As markets such as Sydney and Melbourne begin to come off the boil, investors in those areas have been told to use this period of time to take the necessary steps to ensure their portfolios continue be profitable.
Rather than use the cooler periods those markets are entering as an excuse to take a break, investors should be focusing their efforts on minimising risk and doing what they can to help their investments perform.
One action recommended by Phillip Almeida, director with Performance Property Advisory, is for investors to consider some minor improvements to their properties that may increase both their value and rental power during what would be an otherwise flat period.
“Now is the time to consider refurbishing one or more of your properties. Many investors are reluctant to refurbish, afraid of over-capitalising and not getting their money back,” Almeida said.
“Refurbishment generally involves cosmetic updates to the kitchen and bathroom, painting throughout and either new carpeting or conversion to polished floorboards. A good refurbishment will not only increase the value of your property but will enable you to push up rentals, allowing you to more quickly reduce your debt position,” he said.
Whether investors refurbish or not, Almeida recommends investors consider whether the rent they are currently charging is sufficient.
“You may have quality stock but is it paying its way? Are your rents covering the costs of your mortgage repayments and is there enough left over for repairs or to act as a buffer should you be faced with long-term vacancies?” he said.
“You may consider pushing up rent. As a rule of thumb, rents should increase by 5% each year.”
While some investors may have no room to move when it comes to increasing rents or making improvements, Almeida reminded them, especially inexperienced ones, not to panic.
“For many Gen Ys who have never experienced a downturn, there could be the temptation to sell. If your investments meet the ‘quality stock’ test, there is no need.
“You would be best served to hold on to these assets. The market will pick up. It always does. However if you have inferior stock, now is the time to get rid of it.”
While it may not be the best time to look at residential property in Sydney or Melbourne as prices are at or near their peaks, Almeida said investors shouldn’t ignore other opportunities that may be present.
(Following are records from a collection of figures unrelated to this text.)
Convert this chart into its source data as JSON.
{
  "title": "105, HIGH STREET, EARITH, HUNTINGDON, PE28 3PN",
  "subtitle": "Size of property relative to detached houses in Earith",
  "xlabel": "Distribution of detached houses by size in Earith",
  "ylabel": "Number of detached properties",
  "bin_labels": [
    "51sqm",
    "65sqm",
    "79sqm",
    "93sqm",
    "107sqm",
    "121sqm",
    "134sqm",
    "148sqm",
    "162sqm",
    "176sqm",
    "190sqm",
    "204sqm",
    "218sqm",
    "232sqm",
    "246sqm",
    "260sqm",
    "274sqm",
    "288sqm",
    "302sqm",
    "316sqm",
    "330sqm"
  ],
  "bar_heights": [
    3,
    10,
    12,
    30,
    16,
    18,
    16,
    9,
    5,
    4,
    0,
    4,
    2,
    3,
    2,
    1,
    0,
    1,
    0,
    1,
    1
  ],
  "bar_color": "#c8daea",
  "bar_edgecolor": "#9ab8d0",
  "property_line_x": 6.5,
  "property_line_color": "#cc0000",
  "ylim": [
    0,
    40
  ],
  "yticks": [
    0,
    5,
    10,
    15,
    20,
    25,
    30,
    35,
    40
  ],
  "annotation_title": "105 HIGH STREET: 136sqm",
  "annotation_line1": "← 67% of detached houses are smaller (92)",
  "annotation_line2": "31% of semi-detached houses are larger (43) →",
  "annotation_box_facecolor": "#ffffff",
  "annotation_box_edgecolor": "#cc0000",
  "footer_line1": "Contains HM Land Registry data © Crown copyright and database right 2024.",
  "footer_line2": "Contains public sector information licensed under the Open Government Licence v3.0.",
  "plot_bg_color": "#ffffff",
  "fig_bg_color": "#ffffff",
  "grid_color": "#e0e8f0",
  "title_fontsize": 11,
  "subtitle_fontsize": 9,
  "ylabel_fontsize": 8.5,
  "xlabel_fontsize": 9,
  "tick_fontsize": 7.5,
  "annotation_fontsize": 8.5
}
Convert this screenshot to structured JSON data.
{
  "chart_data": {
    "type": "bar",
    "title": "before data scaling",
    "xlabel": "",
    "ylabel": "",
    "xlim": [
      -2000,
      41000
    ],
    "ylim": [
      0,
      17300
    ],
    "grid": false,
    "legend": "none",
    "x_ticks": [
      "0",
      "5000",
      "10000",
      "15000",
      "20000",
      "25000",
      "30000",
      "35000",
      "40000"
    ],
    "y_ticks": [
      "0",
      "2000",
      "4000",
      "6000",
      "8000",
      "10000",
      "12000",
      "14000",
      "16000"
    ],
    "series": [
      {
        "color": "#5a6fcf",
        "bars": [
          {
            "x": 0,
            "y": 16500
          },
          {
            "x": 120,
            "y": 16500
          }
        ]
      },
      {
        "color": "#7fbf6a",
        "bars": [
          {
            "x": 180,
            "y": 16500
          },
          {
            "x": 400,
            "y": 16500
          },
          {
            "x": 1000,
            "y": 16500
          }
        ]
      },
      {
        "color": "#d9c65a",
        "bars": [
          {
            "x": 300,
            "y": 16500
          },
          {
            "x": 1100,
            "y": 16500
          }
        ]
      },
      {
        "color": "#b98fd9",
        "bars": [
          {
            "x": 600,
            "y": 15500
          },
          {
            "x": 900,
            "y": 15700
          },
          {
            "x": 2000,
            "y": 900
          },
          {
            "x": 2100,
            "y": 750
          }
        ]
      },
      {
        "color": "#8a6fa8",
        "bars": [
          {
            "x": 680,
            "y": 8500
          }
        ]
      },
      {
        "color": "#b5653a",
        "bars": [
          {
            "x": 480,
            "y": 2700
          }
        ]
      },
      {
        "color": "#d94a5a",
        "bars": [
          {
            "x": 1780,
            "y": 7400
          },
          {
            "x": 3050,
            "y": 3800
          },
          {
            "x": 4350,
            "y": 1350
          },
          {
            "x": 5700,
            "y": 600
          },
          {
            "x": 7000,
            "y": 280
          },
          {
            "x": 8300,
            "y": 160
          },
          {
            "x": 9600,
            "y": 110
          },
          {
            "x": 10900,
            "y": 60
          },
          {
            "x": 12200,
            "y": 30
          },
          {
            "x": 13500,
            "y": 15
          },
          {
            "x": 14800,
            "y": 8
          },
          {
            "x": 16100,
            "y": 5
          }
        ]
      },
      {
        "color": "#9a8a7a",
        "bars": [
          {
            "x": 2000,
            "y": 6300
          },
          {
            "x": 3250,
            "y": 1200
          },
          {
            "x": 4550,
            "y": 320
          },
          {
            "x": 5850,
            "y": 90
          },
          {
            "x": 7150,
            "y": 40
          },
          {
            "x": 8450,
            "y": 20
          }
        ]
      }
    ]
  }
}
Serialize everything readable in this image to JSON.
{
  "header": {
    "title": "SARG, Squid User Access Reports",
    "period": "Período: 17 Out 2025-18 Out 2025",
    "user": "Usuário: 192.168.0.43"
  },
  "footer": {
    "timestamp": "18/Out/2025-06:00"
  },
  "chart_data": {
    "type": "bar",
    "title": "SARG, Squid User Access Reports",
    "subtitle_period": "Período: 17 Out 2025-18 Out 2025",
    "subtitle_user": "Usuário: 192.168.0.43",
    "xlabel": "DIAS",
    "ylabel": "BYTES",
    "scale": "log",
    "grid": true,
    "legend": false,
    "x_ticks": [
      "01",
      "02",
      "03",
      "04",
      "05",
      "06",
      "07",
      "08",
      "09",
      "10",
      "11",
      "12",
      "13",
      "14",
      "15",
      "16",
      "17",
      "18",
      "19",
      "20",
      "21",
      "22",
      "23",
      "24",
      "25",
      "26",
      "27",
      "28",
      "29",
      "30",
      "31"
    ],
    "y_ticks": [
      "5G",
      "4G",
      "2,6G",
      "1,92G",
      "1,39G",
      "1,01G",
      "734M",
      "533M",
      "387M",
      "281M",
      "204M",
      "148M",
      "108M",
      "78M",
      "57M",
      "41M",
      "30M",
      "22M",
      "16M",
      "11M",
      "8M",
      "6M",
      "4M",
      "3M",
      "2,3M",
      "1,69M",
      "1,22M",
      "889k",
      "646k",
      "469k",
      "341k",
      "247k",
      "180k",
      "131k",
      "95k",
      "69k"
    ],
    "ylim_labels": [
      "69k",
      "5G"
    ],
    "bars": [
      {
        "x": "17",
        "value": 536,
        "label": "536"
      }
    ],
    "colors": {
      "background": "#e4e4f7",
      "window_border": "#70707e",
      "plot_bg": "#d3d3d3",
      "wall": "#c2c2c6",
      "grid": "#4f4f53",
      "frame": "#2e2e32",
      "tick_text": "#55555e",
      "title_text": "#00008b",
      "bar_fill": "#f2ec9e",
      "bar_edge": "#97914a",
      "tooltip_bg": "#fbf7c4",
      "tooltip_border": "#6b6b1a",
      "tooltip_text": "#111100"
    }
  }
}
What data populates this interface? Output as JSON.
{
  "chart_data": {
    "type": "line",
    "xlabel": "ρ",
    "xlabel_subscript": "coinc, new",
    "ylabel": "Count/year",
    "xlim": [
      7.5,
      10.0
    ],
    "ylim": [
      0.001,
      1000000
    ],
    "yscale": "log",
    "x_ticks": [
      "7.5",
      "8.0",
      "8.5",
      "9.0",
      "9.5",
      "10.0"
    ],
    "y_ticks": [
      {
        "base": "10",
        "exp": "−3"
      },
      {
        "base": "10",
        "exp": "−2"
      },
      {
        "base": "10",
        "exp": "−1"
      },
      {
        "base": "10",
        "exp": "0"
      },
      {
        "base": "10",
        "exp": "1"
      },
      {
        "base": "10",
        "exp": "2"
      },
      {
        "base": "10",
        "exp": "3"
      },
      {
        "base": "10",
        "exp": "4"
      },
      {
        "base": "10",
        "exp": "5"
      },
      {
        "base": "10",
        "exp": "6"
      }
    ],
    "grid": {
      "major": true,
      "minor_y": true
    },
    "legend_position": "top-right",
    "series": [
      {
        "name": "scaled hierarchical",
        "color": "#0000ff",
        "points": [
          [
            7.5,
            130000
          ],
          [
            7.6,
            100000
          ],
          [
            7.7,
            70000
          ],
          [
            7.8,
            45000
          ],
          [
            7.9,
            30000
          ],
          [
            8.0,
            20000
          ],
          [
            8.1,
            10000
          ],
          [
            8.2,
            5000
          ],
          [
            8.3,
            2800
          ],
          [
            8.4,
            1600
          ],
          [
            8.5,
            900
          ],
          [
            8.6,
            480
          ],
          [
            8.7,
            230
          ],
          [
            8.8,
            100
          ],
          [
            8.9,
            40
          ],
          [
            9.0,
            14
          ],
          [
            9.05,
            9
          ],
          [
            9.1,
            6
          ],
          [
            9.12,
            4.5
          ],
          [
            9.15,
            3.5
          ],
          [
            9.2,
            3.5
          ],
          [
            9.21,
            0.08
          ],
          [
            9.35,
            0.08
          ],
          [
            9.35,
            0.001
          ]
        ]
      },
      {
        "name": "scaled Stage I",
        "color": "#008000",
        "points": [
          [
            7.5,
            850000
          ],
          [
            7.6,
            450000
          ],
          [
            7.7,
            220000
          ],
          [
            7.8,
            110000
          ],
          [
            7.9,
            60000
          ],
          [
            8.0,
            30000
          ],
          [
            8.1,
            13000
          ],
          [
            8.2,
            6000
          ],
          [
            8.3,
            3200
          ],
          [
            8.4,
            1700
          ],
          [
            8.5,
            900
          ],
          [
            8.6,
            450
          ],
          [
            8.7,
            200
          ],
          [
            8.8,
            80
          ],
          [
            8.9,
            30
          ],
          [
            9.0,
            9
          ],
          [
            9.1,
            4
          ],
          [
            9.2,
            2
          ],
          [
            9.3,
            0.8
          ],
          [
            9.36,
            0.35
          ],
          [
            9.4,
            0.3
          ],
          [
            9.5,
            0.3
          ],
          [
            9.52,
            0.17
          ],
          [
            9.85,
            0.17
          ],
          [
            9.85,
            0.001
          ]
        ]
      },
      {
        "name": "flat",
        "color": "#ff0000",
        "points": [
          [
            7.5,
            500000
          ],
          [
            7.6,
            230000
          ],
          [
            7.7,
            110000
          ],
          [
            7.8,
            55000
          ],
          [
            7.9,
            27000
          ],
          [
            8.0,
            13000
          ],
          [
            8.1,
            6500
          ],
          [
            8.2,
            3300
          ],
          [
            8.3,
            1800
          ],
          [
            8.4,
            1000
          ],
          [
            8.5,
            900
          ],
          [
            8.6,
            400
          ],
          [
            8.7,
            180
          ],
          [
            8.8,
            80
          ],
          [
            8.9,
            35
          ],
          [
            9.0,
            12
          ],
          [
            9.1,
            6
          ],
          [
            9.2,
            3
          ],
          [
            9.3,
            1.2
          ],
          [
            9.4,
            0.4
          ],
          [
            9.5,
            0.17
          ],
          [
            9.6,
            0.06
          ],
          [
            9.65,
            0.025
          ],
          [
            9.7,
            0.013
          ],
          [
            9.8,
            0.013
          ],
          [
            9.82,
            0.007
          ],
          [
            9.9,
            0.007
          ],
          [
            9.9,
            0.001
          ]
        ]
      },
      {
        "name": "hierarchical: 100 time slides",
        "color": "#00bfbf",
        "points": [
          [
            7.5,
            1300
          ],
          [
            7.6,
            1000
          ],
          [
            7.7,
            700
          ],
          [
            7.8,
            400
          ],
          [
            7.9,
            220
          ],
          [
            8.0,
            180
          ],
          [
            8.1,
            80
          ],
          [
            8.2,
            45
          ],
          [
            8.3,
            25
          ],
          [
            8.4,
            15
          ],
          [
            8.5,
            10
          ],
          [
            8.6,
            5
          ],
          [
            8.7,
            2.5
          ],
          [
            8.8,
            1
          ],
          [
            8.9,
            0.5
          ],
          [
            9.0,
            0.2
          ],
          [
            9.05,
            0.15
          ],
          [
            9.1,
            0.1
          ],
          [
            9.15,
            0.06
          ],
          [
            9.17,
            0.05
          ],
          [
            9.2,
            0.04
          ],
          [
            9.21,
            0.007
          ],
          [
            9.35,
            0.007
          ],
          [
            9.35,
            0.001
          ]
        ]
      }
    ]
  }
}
“Given that yields in Sydney and Melbourne are currently the lowest in the country, commercial and industrial stock now represent much greater value and the opportunity for a more solid passive income-stream. Commercial stock generally has higher yields than residential and brings the added benefit of asset class diversification. Commercial stock can include anything from offices or shops in suburban strips to entire office blocks.
“Like residential investment, commercial stock should always be blue chip - that is high quality, highly desirable stock with the capability of attracting stable tenants such as government organisations and major corporations.”